Polynomially efficient quantum enabled variational Monte Carlo for training neural-network quantum states for physico-chemical applications

Abstract: Neural-network quantum states (NQS) offer a versatile and expressive alternative to traditional variational ans\"atze for simulating physical systems. Energy-based frameworks, like Hopfield networks and Restricted Boltzmann Machines, leverage statistical physics to map quantum states onto an energy landscape, functioning as memory descriptors. Here, we show that such models can be efficiently trained using Monte Carlo techniques enhanced by quantum devices. Our algorithm scales linearly with circuit width and depth, requires constant measurements, avoids mid-circuit measurements, and is polynomial in storage, ensuring optimal efficiency. It applies to both phase and amplitude fields, significantly expanding the trial space compared to prior methods.

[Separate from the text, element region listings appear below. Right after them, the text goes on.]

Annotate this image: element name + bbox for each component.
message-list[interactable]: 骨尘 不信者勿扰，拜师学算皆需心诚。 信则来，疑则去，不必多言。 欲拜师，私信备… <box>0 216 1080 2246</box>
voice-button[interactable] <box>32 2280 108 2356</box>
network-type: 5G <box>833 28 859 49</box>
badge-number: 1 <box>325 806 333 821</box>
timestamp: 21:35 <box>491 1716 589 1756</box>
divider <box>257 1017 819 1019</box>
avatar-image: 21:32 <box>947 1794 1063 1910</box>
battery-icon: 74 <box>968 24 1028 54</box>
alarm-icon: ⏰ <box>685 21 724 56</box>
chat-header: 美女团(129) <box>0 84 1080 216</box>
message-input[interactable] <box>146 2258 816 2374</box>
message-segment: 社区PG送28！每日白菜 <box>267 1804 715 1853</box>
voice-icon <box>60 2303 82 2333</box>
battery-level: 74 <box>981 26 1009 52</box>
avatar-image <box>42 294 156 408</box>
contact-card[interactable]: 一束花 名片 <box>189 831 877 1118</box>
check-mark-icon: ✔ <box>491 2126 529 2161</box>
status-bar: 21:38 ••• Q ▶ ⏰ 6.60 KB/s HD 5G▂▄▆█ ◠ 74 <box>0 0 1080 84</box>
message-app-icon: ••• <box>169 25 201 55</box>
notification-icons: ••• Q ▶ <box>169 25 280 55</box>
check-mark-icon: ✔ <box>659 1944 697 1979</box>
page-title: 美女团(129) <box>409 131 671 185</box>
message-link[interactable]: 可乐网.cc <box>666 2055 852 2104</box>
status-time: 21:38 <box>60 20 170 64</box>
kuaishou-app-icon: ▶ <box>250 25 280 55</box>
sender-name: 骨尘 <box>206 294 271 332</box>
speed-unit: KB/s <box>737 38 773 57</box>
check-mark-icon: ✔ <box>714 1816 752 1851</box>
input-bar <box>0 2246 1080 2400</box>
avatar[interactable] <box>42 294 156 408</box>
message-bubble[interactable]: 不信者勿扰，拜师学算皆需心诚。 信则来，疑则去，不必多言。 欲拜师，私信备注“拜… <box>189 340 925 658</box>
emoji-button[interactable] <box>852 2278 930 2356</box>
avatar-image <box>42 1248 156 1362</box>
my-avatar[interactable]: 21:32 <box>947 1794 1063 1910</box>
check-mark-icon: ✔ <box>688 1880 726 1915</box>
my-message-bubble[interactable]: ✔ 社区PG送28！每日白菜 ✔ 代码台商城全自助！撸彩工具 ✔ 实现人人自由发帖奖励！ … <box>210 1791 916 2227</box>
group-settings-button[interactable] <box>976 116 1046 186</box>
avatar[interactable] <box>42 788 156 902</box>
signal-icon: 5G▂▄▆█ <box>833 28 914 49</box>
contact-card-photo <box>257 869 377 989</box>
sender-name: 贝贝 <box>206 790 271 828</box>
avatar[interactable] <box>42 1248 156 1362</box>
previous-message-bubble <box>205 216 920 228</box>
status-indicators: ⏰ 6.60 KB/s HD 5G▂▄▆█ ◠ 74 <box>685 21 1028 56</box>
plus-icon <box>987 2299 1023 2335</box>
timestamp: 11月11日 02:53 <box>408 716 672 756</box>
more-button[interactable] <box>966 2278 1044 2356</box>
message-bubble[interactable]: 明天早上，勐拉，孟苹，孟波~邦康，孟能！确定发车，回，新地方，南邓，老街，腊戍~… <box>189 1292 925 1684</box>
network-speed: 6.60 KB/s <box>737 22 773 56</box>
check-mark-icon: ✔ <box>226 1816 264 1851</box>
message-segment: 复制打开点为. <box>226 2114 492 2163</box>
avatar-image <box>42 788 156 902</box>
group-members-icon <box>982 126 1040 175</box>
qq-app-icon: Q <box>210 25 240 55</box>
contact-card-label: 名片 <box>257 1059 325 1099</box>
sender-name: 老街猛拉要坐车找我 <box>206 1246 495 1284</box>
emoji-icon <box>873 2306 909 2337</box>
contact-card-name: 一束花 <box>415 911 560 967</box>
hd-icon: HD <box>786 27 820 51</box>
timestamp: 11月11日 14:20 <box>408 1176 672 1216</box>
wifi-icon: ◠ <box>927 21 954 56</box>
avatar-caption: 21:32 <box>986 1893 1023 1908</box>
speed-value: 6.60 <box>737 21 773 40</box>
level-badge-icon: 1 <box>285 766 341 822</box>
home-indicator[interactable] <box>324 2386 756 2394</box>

Quantum-assisted sampling accelerates Markov Chain convergence and improves sample fidelity, offering advantages over classical approaches. We validate our method by accurately learning ground states of local spin models and non-local electronic structure Hamiltonians, even in distorted molecular geometries with strong multi-reference correlations. Benchmark comparisons show robust agreement with traditional methods. This work highlights the potential of combining machine learning protocols with near-term quantum devices for quantum state learning, with promising applications in theoretical chemistry and condensed matter physics.